A year ago, I posted an entry on why I write fiction. I still feel the same way. Whenever I receive an email from a reader who read Boston Boys Club or Miami Manhunt, I print out the letter and keep it in a folder that I carry with me in my messenger bag. The letters mean that my words, my writing resonated with someone on a certain level. Connection. They inspire me to keep writing.

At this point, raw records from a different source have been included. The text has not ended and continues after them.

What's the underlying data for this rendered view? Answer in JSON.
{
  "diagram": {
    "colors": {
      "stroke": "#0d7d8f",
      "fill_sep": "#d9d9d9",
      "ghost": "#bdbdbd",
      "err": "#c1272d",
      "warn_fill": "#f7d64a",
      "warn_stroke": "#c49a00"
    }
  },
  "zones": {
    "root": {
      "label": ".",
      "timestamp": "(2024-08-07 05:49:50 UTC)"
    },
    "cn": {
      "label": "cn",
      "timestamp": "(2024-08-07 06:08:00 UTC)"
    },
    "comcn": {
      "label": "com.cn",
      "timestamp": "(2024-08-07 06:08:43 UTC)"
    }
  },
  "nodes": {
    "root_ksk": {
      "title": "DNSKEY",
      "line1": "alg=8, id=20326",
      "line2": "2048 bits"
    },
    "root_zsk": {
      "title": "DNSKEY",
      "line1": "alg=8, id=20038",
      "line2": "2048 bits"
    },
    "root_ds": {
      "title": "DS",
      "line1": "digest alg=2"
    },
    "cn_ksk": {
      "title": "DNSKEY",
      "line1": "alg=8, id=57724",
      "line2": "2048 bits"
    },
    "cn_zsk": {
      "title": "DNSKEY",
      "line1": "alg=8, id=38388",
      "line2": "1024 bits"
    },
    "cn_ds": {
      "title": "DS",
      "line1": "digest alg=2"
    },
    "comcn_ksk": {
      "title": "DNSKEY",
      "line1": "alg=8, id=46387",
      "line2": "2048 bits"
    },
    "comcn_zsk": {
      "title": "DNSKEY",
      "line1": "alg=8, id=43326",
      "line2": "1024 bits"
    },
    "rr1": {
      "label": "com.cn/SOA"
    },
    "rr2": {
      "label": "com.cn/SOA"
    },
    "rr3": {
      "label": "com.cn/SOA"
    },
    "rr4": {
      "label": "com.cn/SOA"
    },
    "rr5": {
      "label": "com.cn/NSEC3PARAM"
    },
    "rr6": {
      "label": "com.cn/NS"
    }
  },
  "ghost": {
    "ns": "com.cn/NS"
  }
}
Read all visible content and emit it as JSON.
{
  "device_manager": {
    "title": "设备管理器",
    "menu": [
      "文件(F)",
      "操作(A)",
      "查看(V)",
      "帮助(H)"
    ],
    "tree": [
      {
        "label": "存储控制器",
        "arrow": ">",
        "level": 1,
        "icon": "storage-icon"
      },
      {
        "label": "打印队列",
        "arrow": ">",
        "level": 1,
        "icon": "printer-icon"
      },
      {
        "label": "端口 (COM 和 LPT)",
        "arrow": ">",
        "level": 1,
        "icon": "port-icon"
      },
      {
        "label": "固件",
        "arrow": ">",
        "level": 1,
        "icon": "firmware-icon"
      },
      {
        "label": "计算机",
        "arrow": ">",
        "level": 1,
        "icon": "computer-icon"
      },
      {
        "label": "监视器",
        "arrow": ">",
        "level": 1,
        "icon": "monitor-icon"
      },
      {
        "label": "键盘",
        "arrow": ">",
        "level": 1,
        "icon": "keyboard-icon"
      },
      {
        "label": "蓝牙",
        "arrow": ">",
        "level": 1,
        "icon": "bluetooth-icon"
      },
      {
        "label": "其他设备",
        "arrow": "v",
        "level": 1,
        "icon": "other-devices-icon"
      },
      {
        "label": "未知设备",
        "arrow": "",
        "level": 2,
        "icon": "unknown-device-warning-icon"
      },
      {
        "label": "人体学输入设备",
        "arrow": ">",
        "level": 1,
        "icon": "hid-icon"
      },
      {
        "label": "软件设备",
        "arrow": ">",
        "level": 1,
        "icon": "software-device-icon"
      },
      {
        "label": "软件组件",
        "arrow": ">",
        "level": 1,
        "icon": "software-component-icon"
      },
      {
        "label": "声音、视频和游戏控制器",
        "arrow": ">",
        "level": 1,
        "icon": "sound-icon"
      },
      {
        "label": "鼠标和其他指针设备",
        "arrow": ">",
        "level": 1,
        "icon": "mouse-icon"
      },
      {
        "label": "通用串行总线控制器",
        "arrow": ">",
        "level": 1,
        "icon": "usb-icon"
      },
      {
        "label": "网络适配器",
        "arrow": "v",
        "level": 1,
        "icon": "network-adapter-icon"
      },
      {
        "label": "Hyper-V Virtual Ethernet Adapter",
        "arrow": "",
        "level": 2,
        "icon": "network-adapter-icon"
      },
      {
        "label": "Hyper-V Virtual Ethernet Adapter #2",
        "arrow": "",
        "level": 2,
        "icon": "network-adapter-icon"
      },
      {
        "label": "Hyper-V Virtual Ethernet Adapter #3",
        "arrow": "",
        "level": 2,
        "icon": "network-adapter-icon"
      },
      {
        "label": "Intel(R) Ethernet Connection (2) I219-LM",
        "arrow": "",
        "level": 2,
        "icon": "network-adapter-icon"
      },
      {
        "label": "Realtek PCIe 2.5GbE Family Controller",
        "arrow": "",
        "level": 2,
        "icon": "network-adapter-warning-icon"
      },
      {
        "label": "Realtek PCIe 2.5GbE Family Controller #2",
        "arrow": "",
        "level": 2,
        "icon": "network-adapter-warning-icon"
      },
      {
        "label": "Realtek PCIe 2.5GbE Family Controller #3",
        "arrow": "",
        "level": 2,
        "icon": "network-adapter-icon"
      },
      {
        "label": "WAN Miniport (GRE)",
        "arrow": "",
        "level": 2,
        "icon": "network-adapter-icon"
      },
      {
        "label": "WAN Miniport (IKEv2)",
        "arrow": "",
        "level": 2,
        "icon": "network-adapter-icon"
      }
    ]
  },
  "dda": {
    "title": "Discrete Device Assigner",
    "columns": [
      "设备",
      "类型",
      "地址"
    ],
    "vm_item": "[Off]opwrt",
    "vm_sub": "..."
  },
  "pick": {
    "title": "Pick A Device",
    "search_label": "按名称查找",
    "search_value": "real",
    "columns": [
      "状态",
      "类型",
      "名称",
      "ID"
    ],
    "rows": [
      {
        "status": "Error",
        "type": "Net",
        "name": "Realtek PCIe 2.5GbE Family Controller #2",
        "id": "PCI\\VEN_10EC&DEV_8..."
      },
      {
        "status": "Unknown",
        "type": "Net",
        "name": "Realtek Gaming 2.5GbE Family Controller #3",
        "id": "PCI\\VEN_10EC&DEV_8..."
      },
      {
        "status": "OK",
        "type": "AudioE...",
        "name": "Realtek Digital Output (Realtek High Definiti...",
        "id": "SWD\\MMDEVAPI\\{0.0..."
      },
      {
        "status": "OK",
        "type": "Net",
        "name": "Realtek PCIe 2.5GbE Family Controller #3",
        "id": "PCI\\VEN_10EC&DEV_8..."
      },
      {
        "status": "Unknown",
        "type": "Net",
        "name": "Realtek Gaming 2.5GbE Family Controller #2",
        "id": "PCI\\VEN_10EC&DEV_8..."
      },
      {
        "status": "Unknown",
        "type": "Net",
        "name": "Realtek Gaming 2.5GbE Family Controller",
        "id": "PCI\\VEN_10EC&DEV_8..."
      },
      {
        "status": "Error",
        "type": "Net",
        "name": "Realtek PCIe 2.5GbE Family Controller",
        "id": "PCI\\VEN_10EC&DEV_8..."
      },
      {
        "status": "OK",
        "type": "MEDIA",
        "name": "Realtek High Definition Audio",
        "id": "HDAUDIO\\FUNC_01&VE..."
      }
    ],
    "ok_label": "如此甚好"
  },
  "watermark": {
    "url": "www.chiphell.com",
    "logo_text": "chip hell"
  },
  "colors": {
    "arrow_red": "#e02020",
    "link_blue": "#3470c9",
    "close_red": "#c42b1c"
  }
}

But I also write for myself. It's a creative compulsion. I can't stop. Having just finished self-editing the third book, Beantown Cubans, and shipping it off to my editor, I went three weeks without having a forum to create characters, settings and stories. As I hiked in the Blue Hills, cycled in Boston or read other novels on the ellyptical machine at my gym, I felt a creative void. (insert sounds of crickets chirping) The third book was done. What else could I write? Then that creative magic struck me like lightning in field of dry sawgrass in the Everglades. Another character was born. A seed was planted, a new chapter began to blossom and another story was born. I shared it with two friends and they asked, "How did you come up with that? Where did you get your ideas?" I shrug my shoulders and answer, "I don't know. It just came to me out of the blue." But unlike my other books, I'm changing things up a bit with this tale. I am writing it in third-person, as I do my news articles.
The writing also serves as a place of retreat. No matter what is happening in my life, I can escape to the fiction writing and delve into this other world, sort of like a soap opera. I'm sure that fellow artists, singers, and dancers can relate to exploring that creative sanctuary.